Kaiserslautern Lauterer Besonderheiten: Vom Parkplatz über Karstadt bis zur Mall
Das freie Gelände im ehemaligen westlichen Fackelrondellbereich zwischen der Königstraße im Vordergrund und der Pariser Straße wurde nach dem Zweiten Weltkrieg viele Jahre lang als provisorischer Parkplatz genutzt.

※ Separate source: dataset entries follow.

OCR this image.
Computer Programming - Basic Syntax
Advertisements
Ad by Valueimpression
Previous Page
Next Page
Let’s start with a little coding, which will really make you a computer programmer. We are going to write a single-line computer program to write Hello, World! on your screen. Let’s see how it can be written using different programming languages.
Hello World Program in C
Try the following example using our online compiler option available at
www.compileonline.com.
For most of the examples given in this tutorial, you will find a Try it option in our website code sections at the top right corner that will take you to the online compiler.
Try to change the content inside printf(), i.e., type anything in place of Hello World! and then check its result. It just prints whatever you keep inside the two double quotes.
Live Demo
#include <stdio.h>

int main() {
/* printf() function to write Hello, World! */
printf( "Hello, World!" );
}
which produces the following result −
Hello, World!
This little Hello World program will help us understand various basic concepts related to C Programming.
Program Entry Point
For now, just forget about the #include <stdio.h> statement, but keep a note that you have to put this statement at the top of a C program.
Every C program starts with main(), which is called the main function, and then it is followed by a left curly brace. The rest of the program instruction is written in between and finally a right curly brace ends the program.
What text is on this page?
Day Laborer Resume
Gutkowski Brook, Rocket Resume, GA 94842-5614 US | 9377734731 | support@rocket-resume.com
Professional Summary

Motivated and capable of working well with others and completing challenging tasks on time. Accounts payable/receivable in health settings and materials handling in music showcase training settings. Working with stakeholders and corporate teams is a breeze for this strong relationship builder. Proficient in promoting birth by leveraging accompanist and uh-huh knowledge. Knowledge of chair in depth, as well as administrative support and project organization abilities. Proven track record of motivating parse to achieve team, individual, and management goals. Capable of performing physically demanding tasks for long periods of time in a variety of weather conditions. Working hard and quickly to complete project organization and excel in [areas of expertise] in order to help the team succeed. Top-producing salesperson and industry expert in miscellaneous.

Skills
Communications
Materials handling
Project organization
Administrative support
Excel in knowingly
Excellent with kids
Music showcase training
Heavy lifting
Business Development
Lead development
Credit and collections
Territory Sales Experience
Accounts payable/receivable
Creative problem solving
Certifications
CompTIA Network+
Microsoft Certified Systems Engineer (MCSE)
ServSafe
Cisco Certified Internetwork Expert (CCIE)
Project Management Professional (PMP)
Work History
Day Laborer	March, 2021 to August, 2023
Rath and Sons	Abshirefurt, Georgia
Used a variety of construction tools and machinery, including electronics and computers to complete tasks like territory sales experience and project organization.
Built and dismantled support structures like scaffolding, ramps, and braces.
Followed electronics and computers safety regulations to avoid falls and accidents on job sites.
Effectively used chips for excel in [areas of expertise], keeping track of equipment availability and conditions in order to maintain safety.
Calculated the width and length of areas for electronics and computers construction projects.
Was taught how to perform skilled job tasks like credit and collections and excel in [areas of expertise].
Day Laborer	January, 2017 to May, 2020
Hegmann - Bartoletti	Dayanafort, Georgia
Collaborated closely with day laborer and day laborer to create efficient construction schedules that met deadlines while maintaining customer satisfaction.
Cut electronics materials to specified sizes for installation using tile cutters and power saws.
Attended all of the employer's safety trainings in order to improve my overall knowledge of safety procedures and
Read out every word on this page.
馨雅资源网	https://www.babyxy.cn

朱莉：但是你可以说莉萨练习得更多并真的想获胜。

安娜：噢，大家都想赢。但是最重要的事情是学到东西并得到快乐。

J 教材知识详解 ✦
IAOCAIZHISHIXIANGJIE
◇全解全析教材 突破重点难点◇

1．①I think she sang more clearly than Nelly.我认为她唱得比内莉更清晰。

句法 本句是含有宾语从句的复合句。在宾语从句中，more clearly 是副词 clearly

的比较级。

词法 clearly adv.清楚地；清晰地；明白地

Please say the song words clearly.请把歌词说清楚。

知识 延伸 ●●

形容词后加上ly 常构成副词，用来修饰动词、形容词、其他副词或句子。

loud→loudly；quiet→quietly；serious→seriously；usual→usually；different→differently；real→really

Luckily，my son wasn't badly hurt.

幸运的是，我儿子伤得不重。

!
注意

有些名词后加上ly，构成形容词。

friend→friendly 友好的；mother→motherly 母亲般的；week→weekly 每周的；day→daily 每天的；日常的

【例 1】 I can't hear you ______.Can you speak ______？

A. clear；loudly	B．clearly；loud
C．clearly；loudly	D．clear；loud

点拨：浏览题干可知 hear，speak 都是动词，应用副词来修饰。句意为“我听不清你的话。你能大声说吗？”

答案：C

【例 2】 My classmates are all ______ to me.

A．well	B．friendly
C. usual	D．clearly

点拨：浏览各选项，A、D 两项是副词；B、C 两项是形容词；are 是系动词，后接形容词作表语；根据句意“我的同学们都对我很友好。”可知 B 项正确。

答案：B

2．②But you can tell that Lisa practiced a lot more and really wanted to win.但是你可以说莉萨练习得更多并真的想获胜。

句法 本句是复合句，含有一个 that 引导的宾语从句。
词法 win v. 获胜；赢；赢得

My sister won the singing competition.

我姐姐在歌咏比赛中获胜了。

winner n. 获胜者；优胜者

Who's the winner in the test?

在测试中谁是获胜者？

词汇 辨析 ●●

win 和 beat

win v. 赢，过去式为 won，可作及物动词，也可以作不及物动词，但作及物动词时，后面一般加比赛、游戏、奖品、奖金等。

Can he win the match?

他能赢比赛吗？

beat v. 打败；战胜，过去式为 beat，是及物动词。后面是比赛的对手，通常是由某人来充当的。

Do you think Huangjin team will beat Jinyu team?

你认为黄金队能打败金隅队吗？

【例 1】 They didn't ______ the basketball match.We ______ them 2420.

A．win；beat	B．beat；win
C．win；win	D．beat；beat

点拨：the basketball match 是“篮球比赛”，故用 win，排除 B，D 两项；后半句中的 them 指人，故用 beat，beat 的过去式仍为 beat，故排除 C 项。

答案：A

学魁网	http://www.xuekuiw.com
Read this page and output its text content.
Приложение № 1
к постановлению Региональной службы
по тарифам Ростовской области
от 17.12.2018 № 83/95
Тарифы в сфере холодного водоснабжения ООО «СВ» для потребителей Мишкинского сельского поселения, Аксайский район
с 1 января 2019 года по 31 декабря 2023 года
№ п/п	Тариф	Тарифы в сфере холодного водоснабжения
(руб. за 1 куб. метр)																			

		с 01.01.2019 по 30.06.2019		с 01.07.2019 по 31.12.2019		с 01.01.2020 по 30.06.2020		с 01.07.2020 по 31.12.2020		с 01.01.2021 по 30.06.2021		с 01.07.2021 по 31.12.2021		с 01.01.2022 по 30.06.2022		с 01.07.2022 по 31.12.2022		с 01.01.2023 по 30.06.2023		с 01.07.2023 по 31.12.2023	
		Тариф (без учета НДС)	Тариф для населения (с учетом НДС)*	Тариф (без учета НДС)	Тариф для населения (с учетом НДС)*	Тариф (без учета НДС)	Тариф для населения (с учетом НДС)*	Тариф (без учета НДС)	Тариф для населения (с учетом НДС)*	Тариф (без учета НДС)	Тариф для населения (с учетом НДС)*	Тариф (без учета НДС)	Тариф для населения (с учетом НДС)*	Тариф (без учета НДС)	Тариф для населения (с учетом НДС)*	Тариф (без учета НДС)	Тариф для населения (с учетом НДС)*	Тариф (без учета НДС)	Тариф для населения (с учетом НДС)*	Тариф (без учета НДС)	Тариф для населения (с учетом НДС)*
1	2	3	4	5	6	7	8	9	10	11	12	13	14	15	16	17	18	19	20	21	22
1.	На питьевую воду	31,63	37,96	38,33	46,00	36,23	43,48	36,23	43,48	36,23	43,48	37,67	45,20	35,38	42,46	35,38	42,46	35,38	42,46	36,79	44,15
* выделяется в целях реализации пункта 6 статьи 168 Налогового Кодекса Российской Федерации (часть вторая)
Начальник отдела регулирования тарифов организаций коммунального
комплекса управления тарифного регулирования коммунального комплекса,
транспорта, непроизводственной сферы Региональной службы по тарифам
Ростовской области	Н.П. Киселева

Heute steht dort die Shopping Mall „K in Lautern“. Die Stadt hatte dieses für ein Einkaufszentrum günstig gelegene Areal vor Jahrzehnten an Kaufhof Galeria Karstadt verkauft. Das Unternehmen baute ein Kaufhaus, das am 5. Mai 1976 öffnete und 34 Jahre lang ein weit über Kaiserslautern hinaus bekannter und vielfältig ausgestatteter Kaufhof war. Im März 2010 – vor 15 Jahren – schloss Galeria Karstadt. Das ECE-Projektmanagement, Shopping-Mall-Betreiber aus Hamburg, erwarb das stillgelegte Karstadt und errichtete die Shopping Mall „K in Lautern“.
Die alte Aufnahme stammt aus dem Jahr 1959. Die städtischen Busse fuhren damals noch mit den ab 1960 verbotenen Anhängern. Auf dem Parkplatz ist die typische Pkw-Palette der 1950er und 1960er Jahren zu erkennen: VWs mit Brezelfenster und amerikanische Straßenkreuzer. Die Apostelkirche, links im Bild neben dem Institut der Franziskanerinnen, feierte bereits am 19. Februar 1956 – nach dem Wiederaufbau mit dem provisorischen Turm – ihre Einweihung. Die Häuserkulisse in der Pariser Straße hat sich in diesem Abschnitt gegenüber der Aufnahme von 1959 durch Umbau und Neubau wesentlich verändert.